Привалившись головой к столу, она переждала, пока в глазах прояснится; хотелось выбежать, закричать на всю улицу, да тут же подумалось, что никто не виноват, виноватить некого. Теперь Егор вот отпочкуется, останется как перст одна; что ей тогда в башку-то втемяшилось, звал ведь Захар, несколько раз писал, звал, почему не поехала?
Ефросинья прислушалась, ох, пусто в избе, как пусто, на что им двоим теперь такие хоромы, разве когда Егор женится; вот и отступилась она от своего последнего бабьего лета, своими руками отдала, даже напоследок ей радость не улыбнется, так и будет подпирать горбом пустые стены… Дура, дура пустоголовая, вишь, страшно ей показалось отрываться от родных мест, ехать куда-то в неизвестность, в глухую тайгу, а Маня не побоялась, вишь, едет… И хотя сама она с первого же Захарова письма знала, что никуда не поедет, не сможет, обрадовалась-то как вначале скупой весточке от Захара, жив и здоров, и ей просторней дышать стало, вишь, написал о совместной жизни, значит, помнит, так и она ведь, кроме него, не знала никого, и снова — в который раз! — пожалела, что не может к нему поехать. Уморила ее жизнь, надо отойти малость, пройдет время, гляди, и стронется что внутри; а нынче она нужна Захару порожняя? Да, время, оказывается, не ждет, видать, приспел черед для другой, Маня едет. Ну что ж, пусть едет, хлебнет полной мерой из горькой бабьей судьбины уже по-настоящему, а то она и вправду не знает, как это быть постоянно рядом при живом мужике. Пусть, пусть отведает, говорила себе Ефросинья, и злые слезы закипали в ней; никому она больше не нужна, дети разлетелись, и что ей оставалось? Работать, пока силы есть, а там успокоиться, и навсегда. Такая уж ей выпала доля, привыкла всегда быть кому-нибудь нужной на веку: мужу, старикам, детям, — а теперь вот бобылка бобылкой; слезы жгли лицо, она несколько раз зло смахивала их, а они лились все сильнее.
Загрохотала щеколда, Ефросинья торопливо прикрутила фитиль, вытерлась концом платка.

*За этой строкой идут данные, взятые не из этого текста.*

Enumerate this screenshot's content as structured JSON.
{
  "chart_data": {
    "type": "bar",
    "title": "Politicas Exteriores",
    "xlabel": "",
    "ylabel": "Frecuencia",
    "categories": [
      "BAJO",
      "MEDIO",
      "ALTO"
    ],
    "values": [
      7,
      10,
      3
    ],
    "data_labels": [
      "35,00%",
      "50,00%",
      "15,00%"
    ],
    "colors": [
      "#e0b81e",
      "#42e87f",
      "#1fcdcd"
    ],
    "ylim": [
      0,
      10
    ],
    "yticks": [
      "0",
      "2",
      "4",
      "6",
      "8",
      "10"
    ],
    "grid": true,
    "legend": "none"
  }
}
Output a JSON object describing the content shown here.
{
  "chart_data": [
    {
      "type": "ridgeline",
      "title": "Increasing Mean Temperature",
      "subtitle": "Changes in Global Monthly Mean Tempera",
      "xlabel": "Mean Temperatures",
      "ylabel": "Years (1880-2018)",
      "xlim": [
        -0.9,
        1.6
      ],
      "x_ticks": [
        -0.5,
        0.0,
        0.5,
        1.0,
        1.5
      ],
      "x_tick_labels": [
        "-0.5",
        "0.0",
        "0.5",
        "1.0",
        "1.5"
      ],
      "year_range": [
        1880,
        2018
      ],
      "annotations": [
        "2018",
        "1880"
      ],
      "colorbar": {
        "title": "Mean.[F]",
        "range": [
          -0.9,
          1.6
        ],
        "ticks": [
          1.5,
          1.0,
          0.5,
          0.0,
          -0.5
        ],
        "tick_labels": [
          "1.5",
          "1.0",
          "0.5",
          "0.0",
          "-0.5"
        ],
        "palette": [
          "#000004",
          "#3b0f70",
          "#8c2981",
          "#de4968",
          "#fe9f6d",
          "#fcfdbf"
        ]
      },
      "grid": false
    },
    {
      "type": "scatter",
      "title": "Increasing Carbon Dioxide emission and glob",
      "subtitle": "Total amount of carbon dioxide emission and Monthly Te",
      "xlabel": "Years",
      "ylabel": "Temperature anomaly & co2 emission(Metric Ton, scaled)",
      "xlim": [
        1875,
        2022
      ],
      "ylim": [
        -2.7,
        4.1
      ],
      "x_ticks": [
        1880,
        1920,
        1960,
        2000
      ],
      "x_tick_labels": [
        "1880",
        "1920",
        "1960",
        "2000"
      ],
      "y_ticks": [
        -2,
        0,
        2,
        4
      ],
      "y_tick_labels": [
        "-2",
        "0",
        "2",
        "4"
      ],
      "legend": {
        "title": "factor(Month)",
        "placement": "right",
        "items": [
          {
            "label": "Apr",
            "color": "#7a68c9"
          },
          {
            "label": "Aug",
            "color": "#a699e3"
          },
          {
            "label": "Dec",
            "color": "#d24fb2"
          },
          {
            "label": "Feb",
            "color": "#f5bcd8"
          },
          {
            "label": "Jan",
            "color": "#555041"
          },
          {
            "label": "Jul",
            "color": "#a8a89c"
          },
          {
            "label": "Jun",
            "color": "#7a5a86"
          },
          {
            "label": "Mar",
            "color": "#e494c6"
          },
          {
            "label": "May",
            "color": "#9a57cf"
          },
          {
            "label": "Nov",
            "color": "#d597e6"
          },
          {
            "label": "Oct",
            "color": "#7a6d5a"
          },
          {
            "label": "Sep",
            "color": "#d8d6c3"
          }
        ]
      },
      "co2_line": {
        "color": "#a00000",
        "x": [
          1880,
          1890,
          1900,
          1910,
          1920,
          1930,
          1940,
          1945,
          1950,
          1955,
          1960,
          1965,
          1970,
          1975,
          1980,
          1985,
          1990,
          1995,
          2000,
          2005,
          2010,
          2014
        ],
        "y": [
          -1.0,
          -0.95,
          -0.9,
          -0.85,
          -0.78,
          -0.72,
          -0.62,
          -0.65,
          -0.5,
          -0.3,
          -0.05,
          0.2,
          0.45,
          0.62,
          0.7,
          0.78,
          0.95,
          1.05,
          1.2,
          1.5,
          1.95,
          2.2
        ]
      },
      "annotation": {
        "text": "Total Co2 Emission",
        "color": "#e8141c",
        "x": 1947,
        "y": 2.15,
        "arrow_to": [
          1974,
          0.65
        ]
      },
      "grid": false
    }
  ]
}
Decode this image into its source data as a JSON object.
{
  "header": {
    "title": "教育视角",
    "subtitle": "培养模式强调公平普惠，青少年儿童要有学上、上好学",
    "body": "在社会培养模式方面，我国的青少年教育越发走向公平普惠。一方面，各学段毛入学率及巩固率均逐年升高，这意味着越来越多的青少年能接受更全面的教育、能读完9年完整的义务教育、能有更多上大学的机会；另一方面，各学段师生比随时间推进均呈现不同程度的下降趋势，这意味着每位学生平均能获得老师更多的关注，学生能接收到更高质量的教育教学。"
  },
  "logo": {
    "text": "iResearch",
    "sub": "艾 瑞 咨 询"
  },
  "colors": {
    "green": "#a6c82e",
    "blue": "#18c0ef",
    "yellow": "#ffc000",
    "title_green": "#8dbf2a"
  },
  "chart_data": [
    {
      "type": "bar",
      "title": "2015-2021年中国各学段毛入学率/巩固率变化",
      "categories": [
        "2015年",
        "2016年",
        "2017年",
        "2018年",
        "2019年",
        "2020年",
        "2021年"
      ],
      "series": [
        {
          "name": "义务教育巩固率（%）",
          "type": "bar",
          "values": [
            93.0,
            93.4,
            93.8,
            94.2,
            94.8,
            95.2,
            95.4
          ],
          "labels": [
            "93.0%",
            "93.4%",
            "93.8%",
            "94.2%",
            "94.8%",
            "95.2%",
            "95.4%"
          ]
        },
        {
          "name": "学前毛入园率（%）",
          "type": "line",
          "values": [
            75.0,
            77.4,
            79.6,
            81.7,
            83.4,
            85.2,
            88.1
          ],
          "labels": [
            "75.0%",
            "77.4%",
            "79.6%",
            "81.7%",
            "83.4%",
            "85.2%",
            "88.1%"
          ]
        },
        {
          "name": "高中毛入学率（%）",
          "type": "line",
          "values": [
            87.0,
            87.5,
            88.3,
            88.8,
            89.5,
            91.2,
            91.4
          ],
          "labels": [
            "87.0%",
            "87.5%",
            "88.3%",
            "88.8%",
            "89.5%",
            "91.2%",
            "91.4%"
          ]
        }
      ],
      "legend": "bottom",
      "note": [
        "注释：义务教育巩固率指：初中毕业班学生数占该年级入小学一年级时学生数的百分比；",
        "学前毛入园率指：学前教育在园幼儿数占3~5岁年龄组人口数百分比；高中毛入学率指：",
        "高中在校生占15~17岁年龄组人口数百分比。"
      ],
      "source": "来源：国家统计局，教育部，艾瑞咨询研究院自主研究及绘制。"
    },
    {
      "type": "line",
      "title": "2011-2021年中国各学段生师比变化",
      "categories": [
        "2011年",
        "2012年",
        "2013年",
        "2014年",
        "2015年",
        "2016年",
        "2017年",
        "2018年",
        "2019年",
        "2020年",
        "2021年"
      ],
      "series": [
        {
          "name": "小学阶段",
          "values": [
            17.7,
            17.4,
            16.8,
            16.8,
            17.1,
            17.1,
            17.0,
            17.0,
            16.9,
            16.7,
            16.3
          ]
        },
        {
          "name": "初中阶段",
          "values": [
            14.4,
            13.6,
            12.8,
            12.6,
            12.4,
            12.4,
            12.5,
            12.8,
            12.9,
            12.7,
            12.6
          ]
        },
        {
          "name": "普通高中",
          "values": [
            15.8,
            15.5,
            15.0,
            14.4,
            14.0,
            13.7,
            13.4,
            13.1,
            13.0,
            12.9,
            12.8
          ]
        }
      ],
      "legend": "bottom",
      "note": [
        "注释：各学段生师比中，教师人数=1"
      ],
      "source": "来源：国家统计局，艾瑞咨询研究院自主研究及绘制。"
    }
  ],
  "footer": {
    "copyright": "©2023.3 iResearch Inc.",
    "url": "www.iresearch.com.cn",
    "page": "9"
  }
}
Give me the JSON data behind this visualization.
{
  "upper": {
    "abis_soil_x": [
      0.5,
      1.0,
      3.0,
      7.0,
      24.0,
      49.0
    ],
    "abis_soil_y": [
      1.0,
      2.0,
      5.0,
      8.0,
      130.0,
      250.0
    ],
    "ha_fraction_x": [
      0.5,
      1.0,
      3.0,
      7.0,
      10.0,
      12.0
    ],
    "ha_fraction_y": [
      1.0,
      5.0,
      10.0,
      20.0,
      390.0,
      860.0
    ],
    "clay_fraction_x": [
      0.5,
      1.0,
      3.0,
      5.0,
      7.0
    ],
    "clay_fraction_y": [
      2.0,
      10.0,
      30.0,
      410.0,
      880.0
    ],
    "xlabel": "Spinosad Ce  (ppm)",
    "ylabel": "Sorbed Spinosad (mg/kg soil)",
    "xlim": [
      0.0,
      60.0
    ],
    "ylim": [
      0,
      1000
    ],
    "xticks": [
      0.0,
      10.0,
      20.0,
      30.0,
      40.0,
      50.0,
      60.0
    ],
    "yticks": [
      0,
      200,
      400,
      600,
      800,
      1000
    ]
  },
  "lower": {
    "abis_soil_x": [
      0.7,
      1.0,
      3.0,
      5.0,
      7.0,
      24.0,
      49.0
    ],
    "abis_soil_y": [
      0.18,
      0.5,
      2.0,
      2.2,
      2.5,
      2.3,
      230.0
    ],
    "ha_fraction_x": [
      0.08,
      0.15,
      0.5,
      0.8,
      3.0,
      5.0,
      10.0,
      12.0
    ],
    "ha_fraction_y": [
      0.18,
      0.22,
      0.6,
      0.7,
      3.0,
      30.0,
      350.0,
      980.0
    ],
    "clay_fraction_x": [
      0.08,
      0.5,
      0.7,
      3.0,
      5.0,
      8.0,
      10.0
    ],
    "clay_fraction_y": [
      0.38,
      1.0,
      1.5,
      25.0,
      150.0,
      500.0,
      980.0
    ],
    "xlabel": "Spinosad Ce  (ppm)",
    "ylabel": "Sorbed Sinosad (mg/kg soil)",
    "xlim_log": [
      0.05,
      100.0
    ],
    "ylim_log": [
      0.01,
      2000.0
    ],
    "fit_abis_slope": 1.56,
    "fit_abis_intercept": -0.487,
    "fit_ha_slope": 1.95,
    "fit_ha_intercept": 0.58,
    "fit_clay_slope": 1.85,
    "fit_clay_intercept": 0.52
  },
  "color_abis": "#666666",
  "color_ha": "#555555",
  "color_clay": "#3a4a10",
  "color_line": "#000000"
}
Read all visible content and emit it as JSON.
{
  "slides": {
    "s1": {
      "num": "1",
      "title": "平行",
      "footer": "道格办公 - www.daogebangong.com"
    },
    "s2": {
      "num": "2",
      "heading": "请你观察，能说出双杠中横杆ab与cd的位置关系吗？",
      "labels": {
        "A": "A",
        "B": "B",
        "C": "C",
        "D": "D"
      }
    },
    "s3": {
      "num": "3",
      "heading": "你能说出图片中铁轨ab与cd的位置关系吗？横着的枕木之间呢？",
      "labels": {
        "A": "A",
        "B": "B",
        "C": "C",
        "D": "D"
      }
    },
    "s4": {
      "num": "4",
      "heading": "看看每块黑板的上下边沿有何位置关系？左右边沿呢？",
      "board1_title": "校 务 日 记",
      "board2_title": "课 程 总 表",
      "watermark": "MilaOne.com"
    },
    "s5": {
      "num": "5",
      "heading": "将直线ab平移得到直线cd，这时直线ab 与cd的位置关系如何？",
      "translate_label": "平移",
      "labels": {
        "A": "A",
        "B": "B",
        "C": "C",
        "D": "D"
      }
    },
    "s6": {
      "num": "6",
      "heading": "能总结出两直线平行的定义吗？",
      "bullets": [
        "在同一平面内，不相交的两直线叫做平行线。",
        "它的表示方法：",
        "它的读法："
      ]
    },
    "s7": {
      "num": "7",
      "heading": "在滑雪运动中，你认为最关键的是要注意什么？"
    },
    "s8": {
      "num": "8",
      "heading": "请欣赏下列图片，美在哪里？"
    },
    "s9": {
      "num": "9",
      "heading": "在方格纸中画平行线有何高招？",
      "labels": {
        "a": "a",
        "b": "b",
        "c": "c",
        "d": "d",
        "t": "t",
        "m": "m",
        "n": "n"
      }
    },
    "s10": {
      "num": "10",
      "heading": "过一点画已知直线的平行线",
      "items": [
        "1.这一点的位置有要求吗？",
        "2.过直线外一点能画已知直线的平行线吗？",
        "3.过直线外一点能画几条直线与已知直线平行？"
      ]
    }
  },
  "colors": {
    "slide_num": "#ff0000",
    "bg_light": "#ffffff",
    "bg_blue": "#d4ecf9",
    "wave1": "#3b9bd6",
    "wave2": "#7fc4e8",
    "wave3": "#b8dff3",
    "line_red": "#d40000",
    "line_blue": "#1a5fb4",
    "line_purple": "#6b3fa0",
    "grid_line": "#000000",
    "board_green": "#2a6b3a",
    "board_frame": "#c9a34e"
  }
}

— Что рано-то, сынок? — спросила она поспешно, едва Егор вошел.
— Разошлись, — неохотно ответил он. — Ленька-гармонист всех задирать стал, выпивши, говорит, сегодня у него играть охоты нет… Драться хотели, я и ушел.
— Больше ничего? — спросила Ефросинья, безошибочно уловив в голосе Егора неуверенность. — Ну и ладно, сынок, молочка вон попей топленого, вечор еще истопила, в погребе стоит, холодное. Правильно ушел, рано тебе во всякие драки лезть…
— Мам, а ты сама чего не спишь? Лампу как копотью забило…
Он сел рядом на лавку, от него тепло пахло свежим хлебом. Ефросинья насильно прижала к себе его кудрявую голову, ожидая, что он еще скажет, что у него засаднило на сердце…
— Знаешь, поругался я с одним дураком. Степка Бобок… все Аленкой глаза колол, а потом говорит…
— Ну, что говорит?
— Говорит, что своего родного братца Аленка в ученье пристроила, а ты, приемыш, копайся в навозе.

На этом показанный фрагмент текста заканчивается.